今どき22歳の大学新卒者を雇う理由は何だろうか?
理由は「あまりない」というのが多くの企業の答えだ。新卒者がするような仕事は人工知能(AI)が代わりにこなしてしまう。
シカゴの人材紹介会社ハイヤーウェルによると、同社のクライアントであるマーケティング代理店はエントリーレベル職の人材採用がほぼ不要となった。同社幹部によると、新卒者は以前は高い需要があったものの、彼らの仕事は今ではAIが簡単にこなす。出会い系アプリを運営するグラインダーでは、経験豊富なエンジニアの雇用に力を入れる一方、コーディング作業を行うジュニアレベル職の新卒採用を一部見送っている。

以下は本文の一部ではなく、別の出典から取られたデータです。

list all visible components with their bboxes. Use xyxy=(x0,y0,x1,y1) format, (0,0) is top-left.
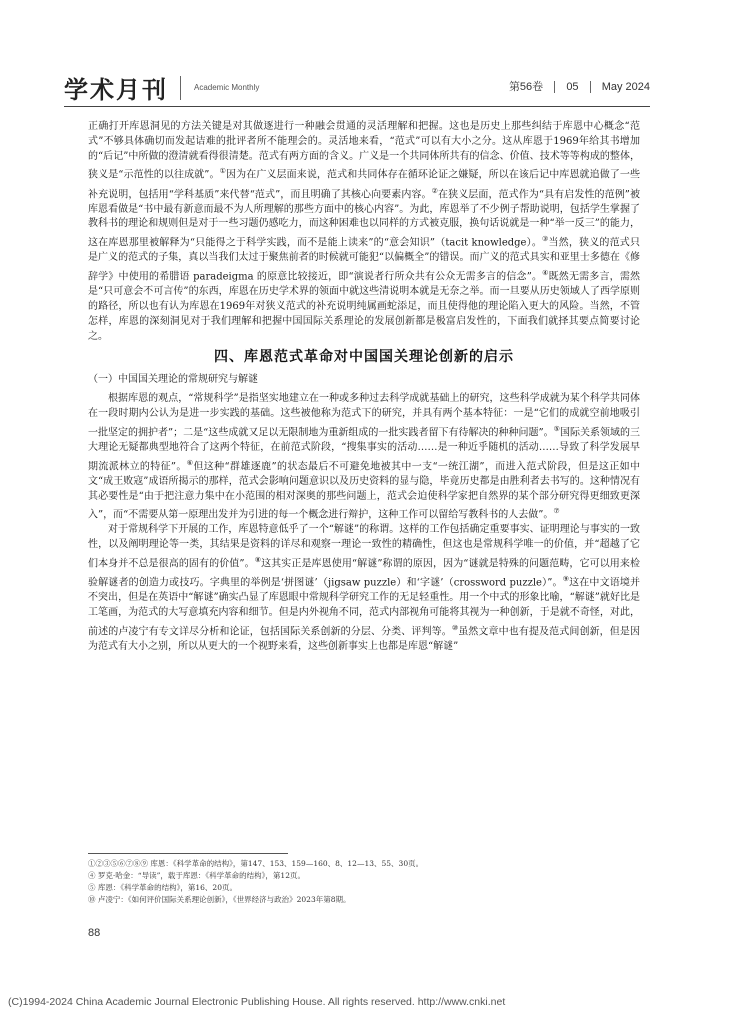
header-divider xyxy=(180,76,181,100)
issue-number: 05 xyxy=(566,81,579,93)
footnote-ref: ⑩ xyxy=(451,623,459,632)
footnote: ①②③⑤⑥⑦⑧⑨ 库恩：《科学革命的结构》，第147、153、159—160、8、12—13、55、30页。 xyxy=(88,859,424,868)
article-body xyxy=(88,120,640,655)
footnote-ref: ① xyxy=(219,167,227,176)
text-run: 正确打开库恩洞见的方法关键是对其做逐进行一种融会贯通的灵活理解和把握。这也是历史上那些纠结于库恩中心概念“范式”不够具体确切而发起诘难的批评者所不能理会的。灵活地来看，“范式”可以有大小之分。这从库恩于1969年给其书增加的“后记”中所做的澄清就看得很清楚。范式有两方面的含义。广义是一个共同体所共有的信念、价值、技术等等构成的整体，狭义是“示范性的以往成就”。 xyxy=(88,121,640,181)
footnote-rule xyxy=(88,853,288,854)
volume-label: 第56卷 xyxy=(508,81,544,93)
text-run: 这在中文语境并不突出，但是在英语中“解谜”确实凸显了库恩眼中常规科学研究工作的无足轻重性。用一个中式的形象比喻，“解谜”就好比是工笔画，为范式的大写意填充内容和细节。但是内外视角不同，范式内部视角可能将其视为一种创新，于是就不奇怪，对此，前述的卢凌宁有专文详尽分析和论证，包括国际关系创新的分层、分类、评判等。 xyxy=(88,577,641,638)
page-number: 88 xyxy=(88,927,101,939)
issue-divider xyxy=(554,81,555,93)
footnote-ref: ⑦ xyxy=(553,507,560,516)
page-header xyxy=(64,70,650,106)
text-run: 虽然文章中也有提及范式间创新，但是因为范式有大小之别，所以从更大的一个视野来看，这些创新事实上也都是库恩“解谜” xyxy=(88,626,641,652)
copyright-notice: (C)1994-2024 China Academic Journal Electronic Publishing House. All rights reserved. http://www.cnki.net xyxy=(8,996,506,1008)
text-run: 但这种“群雄逐鹿”的状态最后不可避免地被其中一支“一统江湖”，而进入范式阶段，但是这正如中文“成王败寇”成语所揭示的那样，范式会影响问题意识以及历史资料的显与隐，毕竟历史都是由胜利者去书写的。这种情况有其必要性是“由于把注意力集中在小范围的相对深奥的那些问题上，范式会迫使科学家把自然界的某个部分研究得更细致更深入”，而“不需要从第一原理出发并为引进的每一个概念进行辩护，这种工作可以留给写教科书的人去做”。 xyxy=(88,460,640,521)
text-run: 因为在广义层面来说，范式和共同体存在循环论证之嫌疑，所以在该后记中库恩就追做了一些补充说明，包括用“学科基质”来代替“范式”，而且明确了其核心向要素内容。 xyxy=(88,169,641,200)
text-run: 根据库恩的观点，“常规科学”是指坚实地建立在一种或多种过去科学成就基础上的研究，这些科学成就为某个科学共同体在一段时期内公认为是进一步实践的基础。这些被他称为范式下的研究，并具有两个基本特征：一是“它们的成就空前地吸引一批坚定的拥护者”；二是“这些成就又足以无限制地为重新组成的一批实践者留下有待解决的种种问题”。 xyxy=(88,393,640,438)
section-heading: 四、库恩范式革命对中国国关理论创新的启示 xyxy=(214,349,514,366)
journal-logo: 学术月刊 xyxy=(64,75,168,104)
paragraph xyxy=(88,523,640,654)
footnote: ⑩ 卢凌宁：《如何评价国际关系理论创新》，《世界经济与政治》2023年第8期。 xyxy=(88,895,351,904)
text-run: 既然无需多言，需然是“只可意会不可言传”的东西，库恩在历史学术界的领面中就这些清说明本就是无奈之举。而一旦要从历史领域人了西学原则的路径，所以也有认为库恩在1969年对狭义范式的补充说明纯属画蛇添足，而且使得他的理论陷入更大的风险。当然，不管怎样，库恩的深刻洞见对于我们理解和把握中国国际关系理论的发展创新都是极富启发性的，下面我们就择其要点简要讨论之。 xyxy=(88,271,640,342)
text-run: 国际关系领域的三大理论无疑都典型地符合了这两个特征，在前范式阶段，“搜集事实的活动……是一种近乎随机的活动……导致了科学发展早期流派林立的特征”。 xyxy=(88,426,641,472)
paragraph xyxy=(88,392,640,523)
text-run: 在狭义层面，范式作为“具有启发性的范例”被库恩看做是“书中最有新意而最不为人所理解的那些方面中的核心内容”。为此，库恩举了不少例子帮助说明，包括学生掌握了教科书的理论和规则但是对于一些习题仍感吃力，而这种困难也以同样的方式被克服，换句话说就是一种“举一反三”的能力，这在库恩那里被解释为“只能得之于科学实践，而不是能上读来”的“意会知识”（tacit knowledge）。 xyxy=(88,188,641,249)
text-run: 当然，狭义的范式只是广义的范式的子集，真以当我们太过于聚焦前者的时候就可能犯“以偏概全”的错误。而广义的范式具实和亚里士多德在《修辞学》中使用的希腊语 paradeigma 的原意比较接近，即“演说者行所众共有公众无需多言的信念”。 xyxy=(88,237,640,283)
footnote-ref: ② xyxy=(431,186,439,195)
date-divider xyxy=(590,81,591,93)
issue-date: May 2024 xyxy=(601,81,650,93)
footnote: ⑤ 库恩：《科学革命的结构》，第16、20页。 xyxy=(88,883,237,892)
footnote-ref: ④ xyxy=(542,269,549,278)
text-run: 对于常规科学下开展的工作，库恩特意低乎了一个“解谜”的称谓。这样的工作包括确定重要事实、证明理论与事实的一致性，以及阐明理论等一类，其结果是资料的详尽和观察一理论一致性的精确性，但这也是常规科学唯一的价值，并“超越了它们本身并不总是很高的固有的价值”。 xyxy=(88,524,640,570)
paragraph xyxy=(88,120,640,344)
footnote: ④ 罗克·哈金：“导读”，载于库恩：《科学革命的结构》，第12页。 xyxy=(88,871,305,880)
text-run: 这其实正是库恩使用“解谜”称谓的原因，因为“谜就是特殊的问题范畴，它可以用来检验解谜者的创造力或技巧。字典里的举例是‘拼图谜’（jigsaw puzzle）和‘字谜’（crossword puzzle）”。 xyxy=(88,558,640,589)
journal-subtitle: Academic Monthly xyxy=(194,83,260,92)
subsection-heading: （一）中国国关理论的常规研究与解谜 xyxy=(88,374,258,386)
header-rule xyxy=(64,106,650,107)
footnote-ref: ⑥ xyxy=(186,458,194,467)
footnote-ref: ⑧ xyxy=(254,556,262,565)
footnote-ref: ⑨ xyxy=(562,575,570,584)
footnote-ref: ③ xyxy=(542,235,549,244)
issue-info xyxy=(501,78,650,94)
footnote-ref: ⑤ xyxy=(553,424,560,433)
footnotes xyxy=(88,858,640,906)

同社のジョージ・アリソン最高経営責任者(CEO)は、企業の間では「下級職の人材の必要性はますます低下していく」と述べた。
オハイオ州コロンバスに本社を置くコンサルティング会社フューチャーティーのビル・バルデラスCEOは、今年の夏はインターンを採用しないことに決め、その代わりにソーシャルメディア用の文面を「チャットGPT」に作成させることにしたという。
バルデラス氏は自身の子どもたちに、対人スキルが必要で簡単には自動化できない仕事を目指すよう促している。1人は警察官になる予定だ。
大学を卒業すれば良い仕事が「保証されている」という考えは、「もはや絶対的な真実ではない」と同氏は話した。
企業と新卒者の間には、昔から暗黙の了解のようなものがあった。エントリーレベル職の社員は若くて意欲的で、給与は低くても一生懸命働く。企業は見返りに、若手が労働市場で足場を築けるよう研修や経験を積む機会を提供し、将来の労働力を育成する。
そうした関係はホワイトカラー職の採用低迷と景気後退への懸念を背景に弱まってきた。今やAIがそれを完全に破壊しようとしている。